Members of a prolific crime gang that targeted churches across the East of England, causing hundreds of thousands of pounds in damages, are now behind bars thanks to SmartWater forensic trace evidence.
Through a joint operation, which brought together multiple Police forces, SmartWater Intelligence analysts and forensic scientists, multiple jail sentences were handed out to individuals who had, between themselves, managed to make off with hundreds of thousands of pounds in lead roofing.
The gang’s activity was first uncovered by SmartWater Intelligence analysts, who carry out regular analytical reporting for SmartWater clients to identify crime hotspots and emerging crime trends. This, in turn, led to SmartWater liaising with the affected Police forces to raise awareness of an emerging series of regionally-concentrated church lead thefts. A multi-force operation was then set up, which SmartWater continued to suppor by attending regular operational meetings with the forces involved, in addition to providing further crime analysis. Furthermore, in order to target harden vulnerable churches, SmartWater deployed covert equipment and installed roof alarms at churches that SmartWater Intelligence analysts had identified to be at risk.
However, the gang’s spree came to a halt, when suspicious activity was reported at a church in Derbyshire. Police responded, finding a van and a car on-site, which led to the arrest of three individuals. The vehicles were thoroughly checked by Scenes of Crime Officers (SOCOs) and samples of what appeared to be SmartWater were found in dried mud within the van. The debris was collected, bagged and sent to the SmartWater’s forensic laboratories for further inspection.
Through meticulous analysis, SmartWater scientists were able to identify seven different SmartWater forensic codes within the debris, linking the vehicle to thefts from seven different churches across multiple counties, including Norfolk, Leicestershire and Derbyshire. This irrefutable SmartWater evidence, linking them to multiple crime scenes, assisted the police in charging those involved with conspiracy.

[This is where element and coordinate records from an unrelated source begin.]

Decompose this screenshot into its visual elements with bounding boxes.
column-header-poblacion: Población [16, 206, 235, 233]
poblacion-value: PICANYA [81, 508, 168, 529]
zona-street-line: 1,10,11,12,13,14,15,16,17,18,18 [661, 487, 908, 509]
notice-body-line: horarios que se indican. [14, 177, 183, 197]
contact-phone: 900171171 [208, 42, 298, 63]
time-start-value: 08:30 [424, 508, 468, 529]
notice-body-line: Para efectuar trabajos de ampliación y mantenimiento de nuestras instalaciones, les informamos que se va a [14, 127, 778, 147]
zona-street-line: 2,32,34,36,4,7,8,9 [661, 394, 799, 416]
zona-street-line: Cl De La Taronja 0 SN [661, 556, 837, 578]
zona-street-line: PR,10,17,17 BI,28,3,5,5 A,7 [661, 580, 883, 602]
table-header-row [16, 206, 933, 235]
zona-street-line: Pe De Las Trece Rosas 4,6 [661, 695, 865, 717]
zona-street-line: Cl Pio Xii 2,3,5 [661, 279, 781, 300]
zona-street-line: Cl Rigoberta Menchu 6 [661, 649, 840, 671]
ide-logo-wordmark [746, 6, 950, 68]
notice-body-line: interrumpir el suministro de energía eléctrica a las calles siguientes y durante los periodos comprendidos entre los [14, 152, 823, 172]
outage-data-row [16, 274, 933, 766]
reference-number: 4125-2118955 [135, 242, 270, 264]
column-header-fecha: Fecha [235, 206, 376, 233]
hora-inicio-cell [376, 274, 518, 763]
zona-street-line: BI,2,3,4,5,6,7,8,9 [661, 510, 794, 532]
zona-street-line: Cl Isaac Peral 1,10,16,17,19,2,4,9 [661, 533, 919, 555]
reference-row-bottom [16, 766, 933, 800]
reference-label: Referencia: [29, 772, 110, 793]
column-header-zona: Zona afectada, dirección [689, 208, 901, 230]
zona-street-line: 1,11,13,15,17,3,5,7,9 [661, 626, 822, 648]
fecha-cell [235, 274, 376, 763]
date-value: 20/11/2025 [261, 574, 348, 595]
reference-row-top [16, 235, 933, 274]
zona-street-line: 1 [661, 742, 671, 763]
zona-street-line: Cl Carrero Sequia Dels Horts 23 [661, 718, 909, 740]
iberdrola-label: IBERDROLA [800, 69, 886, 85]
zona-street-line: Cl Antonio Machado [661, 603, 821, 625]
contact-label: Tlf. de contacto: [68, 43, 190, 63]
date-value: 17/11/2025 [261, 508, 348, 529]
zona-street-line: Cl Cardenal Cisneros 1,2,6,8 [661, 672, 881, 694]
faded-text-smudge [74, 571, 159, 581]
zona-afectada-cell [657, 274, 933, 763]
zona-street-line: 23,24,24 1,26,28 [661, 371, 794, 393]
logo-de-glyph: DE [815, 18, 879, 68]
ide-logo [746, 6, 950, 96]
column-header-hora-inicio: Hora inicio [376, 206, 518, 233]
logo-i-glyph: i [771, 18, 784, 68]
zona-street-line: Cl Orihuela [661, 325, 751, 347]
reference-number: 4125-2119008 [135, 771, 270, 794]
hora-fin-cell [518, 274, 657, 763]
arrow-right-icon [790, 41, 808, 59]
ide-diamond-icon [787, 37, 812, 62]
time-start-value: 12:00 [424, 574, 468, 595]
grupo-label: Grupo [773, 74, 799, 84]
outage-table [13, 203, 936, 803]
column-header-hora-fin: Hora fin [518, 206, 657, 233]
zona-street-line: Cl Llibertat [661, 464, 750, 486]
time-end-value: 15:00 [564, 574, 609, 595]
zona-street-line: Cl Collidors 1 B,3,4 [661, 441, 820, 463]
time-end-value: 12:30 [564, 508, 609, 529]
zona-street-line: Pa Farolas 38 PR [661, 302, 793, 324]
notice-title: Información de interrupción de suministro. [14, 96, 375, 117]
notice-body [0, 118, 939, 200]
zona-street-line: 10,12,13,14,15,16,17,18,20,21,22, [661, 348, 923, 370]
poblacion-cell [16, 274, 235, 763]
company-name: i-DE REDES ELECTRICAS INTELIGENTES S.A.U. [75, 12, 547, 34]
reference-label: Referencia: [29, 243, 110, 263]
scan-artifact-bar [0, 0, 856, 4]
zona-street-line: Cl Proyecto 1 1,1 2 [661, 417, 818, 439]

Remus Tudorache, 27, was jailed for five years and one month and Razvan Cracea, 27, for three years and one month, respectively, after admitting their involvement in this string of church lead thefts. Though SmartWater is currently awaiting sentencing updates for other members of the gang.
Sentencing Tudorache at Norwich Crown Court, Judge Maureen Bacon said it was an “organised professional “ operation and said: “In one case it was so substantial it has affected whether the church can continue to be viable or whether it has to be closed.”
St Mary’s Church at Baconsthorpe was one church targeted twice by Tudorache and lead worth £100,000 was stripped from the roof shortly after the small band of parishioners had spent two years raising £120,000 to carry out restoration work.